Is Creatine Supplementation For Everyone?

Creatine supplementation may not be effective for everyone. There are possible safety concerns with creatine supplementation that will be discussed later. Due to the mechanisms by which creatine supplementation works, it may not be effective for endurance athletes to supplement with creatine. A significant percentage of the general population appears to have no response to creatine.

People on vegetarian diets seem to have a greater response to creatine, theoretically due to the lack of dietary creatine intake. From this, it can be inferred that individuals who consume large amounts of protein on a daily basis, especially red meat, will have a less significant response to creatine supplementation to the amount being ingested through typical dietary means. It is interesting to note that most creatine research uses the standard protocol of 5 g / d for "maintenance".

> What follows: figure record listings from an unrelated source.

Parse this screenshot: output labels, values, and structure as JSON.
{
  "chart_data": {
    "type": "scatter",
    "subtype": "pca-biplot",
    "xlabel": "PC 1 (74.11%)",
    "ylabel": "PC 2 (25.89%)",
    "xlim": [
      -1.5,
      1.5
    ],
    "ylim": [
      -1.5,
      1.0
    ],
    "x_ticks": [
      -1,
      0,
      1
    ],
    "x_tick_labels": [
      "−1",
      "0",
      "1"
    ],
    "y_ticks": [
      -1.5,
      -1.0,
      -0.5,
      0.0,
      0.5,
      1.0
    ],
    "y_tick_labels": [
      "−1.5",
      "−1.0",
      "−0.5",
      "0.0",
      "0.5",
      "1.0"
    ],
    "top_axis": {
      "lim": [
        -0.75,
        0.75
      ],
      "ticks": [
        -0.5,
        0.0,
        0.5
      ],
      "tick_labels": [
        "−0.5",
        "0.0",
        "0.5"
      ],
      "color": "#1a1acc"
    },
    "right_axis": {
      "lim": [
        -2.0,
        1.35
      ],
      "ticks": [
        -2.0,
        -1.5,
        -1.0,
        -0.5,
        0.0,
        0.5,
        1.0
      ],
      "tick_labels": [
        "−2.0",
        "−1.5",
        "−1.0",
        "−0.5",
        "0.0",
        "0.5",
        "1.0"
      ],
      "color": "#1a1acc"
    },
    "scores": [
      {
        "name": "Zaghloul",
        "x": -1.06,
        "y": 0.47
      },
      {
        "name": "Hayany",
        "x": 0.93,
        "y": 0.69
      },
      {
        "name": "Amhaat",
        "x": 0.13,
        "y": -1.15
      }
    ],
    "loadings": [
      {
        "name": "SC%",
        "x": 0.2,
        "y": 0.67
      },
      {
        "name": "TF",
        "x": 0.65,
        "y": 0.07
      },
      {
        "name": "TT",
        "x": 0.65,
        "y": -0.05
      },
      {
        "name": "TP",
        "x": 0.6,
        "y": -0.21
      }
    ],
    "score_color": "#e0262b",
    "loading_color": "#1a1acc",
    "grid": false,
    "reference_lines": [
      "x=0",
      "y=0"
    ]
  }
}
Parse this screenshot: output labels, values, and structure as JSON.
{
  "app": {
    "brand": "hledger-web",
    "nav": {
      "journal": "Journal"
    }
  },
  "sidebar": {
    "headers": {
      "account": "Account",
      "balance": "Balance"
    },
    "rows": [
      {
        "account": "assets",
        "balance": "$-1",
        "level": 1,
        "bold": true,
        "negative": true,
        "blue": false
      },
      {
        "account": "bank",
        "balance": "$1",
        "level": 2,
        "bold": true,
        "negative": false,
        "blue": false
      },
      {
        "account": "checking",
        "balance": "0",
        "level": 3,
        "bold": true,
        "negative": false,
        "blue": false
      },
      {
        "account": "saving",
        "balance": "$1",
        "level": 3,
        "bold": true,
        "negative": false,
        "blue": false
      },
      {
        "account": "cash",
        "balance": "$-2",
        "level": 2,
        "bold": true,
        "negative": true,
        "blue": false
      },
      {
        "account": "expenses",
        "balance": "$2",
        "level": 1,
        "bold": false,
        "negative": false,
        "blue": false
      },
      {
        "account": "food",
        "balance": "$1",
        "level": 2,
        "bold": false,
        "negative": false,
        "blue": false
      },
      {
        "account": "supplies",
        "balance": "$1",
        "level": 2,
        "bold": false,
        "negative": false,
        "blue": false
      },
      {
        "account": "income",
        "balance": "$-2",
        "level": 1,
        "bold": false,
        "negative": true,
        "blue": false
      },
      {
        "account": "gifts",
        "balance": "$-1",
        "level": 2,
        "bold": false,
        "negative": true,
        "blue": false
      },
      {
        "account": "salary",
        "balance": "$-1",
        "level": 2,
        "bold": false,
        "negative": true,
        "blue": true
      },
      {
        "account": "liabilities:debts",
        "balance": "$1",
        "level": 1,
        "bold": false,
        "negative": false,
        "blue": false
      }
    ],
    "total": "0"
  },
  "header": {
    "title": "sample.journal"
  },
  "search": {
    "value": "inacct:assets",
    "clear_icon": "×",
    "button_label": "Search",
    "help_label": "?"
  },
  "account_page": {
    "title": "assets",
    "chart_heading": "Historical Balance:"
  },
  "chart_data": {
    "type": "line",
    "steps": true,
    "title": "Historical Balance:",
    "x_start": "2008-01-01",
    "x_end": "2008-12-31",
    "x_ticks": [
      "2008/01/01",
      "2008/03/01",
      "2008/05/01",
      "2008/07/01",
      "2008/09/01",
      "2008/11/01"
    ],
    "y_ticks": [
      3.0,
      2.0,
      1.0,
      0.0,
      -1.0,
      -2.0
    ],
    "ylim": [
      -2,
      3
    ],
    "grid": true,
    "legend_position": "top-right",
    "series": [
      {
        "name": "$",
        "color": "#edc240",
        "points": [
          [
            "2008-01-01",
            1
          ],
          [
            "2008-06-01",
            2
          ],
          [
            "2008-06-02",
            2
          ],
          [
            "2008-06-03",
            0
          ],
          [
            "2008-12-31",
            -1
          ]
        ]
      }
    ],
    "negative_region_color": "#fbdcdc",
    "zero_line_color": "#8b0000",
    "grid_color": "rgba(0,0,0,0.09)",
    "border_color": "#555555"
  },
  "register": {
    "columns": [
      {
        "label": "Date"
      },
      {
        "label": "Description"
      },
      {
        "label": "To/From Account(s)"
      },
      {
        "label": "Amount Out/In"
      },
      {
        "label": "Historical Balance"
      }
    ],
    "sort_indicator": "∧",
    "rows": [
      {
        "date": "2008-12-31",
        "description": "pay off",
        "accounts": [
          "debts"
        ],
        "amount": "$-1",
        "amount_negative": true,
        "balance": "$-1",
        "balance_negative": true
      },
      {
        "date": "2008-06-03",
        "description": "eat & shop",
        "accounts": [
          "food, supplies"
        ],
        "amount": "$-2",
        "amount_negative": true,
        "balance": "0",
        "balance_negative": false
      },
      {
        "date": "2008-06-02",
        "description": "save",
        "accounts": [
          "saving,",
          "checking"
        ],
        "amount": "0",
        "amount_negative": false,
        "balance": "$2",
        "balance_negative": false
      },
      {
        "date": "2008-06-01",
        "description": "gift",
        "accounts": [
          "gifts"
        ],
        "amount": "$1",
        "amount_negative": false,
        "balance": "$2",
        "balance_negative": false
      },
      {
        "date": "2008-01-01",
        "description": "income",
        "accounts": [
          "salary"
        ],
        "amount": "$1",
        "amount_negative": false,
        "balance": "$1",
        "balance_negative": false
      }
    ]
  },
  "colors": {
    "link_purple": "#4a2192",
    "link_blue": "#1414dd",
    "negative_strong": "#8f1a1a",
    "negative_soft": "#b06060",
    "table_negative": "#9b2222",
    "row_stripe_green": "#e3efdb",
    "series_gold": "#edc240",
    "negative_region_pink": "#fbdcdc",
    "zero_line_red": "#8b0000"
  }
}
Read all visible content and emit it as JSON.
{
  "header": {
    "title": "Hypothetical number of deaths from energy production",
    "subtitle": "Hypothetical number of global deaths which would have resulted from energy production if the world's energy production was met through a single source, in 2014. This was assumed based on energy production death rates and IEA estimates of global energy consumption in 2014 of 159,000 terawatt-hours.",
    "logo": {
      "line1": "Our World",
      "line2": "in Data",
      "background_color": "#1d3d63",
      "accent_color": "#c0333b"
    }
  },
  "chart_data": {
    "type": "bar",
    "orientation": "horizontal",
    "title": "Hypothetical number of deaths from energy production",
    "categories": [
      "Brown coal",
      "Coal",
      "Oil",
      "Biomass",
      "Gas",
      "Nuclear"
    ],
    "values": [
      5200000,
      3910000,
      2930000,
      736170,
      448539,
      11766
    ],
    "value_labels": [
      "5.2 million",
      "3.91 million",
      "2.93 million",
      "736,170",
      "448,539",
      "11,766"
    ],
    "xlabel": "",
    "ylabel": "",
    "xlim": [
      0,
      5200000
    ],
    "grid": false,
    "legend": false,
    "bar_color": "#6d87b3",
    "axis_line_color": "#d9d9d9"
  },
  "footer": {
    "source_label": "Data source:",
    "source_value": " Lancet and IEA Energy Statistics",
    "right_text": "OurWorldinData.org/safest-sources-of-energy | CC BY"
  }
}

Anecdotal evidence suggests a high rate of success with creatine supplementation. This same evidence indicates that doses in the field are much higher than the established research protocol or recommended label amounts.

This may account for a higher anecdotal rate of success and perceived effect in the field as opposed to what is suggested in the literature. Anecdotal evidence is not a substitute for scientific research, but should be taken into account. What happens in "the real world" is much more important than what occurs in isolated, scientific trials when trying to make a "real world" application of creatine supplementation.

Is Creatine Supplementation Safe?

The majority of studies indicate that supplementation with creatine for prolonged periods of time using large doses are safe. One study concluded that supplementation from nine (9) weeks up to five (5) years did not adversely affect renal function . Yet another study examined muscle damage, hepatic (liver) and renal (kidney) function, and found no adverse effects from creatine supplementation.

There is potential cause for concern, however. The by-product of creatine use in the muscle is creatinine. Creatinine is typically harmless, and is flushed by the kidneys. When the kidneys are not functioning properly, however, any type of excess strain can cause problems. Creatinine levels are typically used to monitor kidney function, and creatine supplementation will raise these levels. A study done on animals with existing kidney problems showed that creatine supplementation aggravated and increased the acuteness of these conditions. Therefore, creatine supplementation may not be wise for individuals with renal disease or dysfunction.

The largest safety concern with creatine is most likely the quality of the product. Creatine is manufactured from sarcosine and cyanamide. During the production of creatine, contaminants such as dicyandiamide, dihydrotriazines, creatinine, and various ions are produced. Supplementation with large doses for prolonged periods of time with a product that has not been sufficiently screened for contaminants could be cause for concern. Finding a reputable company that provides quality creatine product is very important when considering creatine supplementation.

An Interesting Side Note: Creatine And Aerobic Capacity

Creatine is mainly discussed with reference to its effect on anaerobic output, specifically in the ATP-CP and glycolytic range of muscular energetics. It is important to note that a few studies do support ergogenic effects on oxidative (aerobic) systems as well.

One study showed that creatine supplementation reduced the "oxygen cost" of activity, meaning that less strain was placed on the cardiovascular system when performing aerobic work after creatine supplementation. Another study, performed on animals, concluded that creatine supplementation increases the oxidative potential of cardiac muscle. Both of these studies seem to indicate increased aerobic capacity.

For an individual concerned with fitness, this is very important information. If creatine increases aerobic capacity, creatine supplementation could potentially increase the amount of workload performed during cardiovascular sessions. This would mean more caloric output. Combined with resistance training and proper nutrition, the end result would be a net loss of body fat (combined with an increase in lean muscle mass as evidenced by the other effects of creatine supplementation). This is a powerful combination of effects!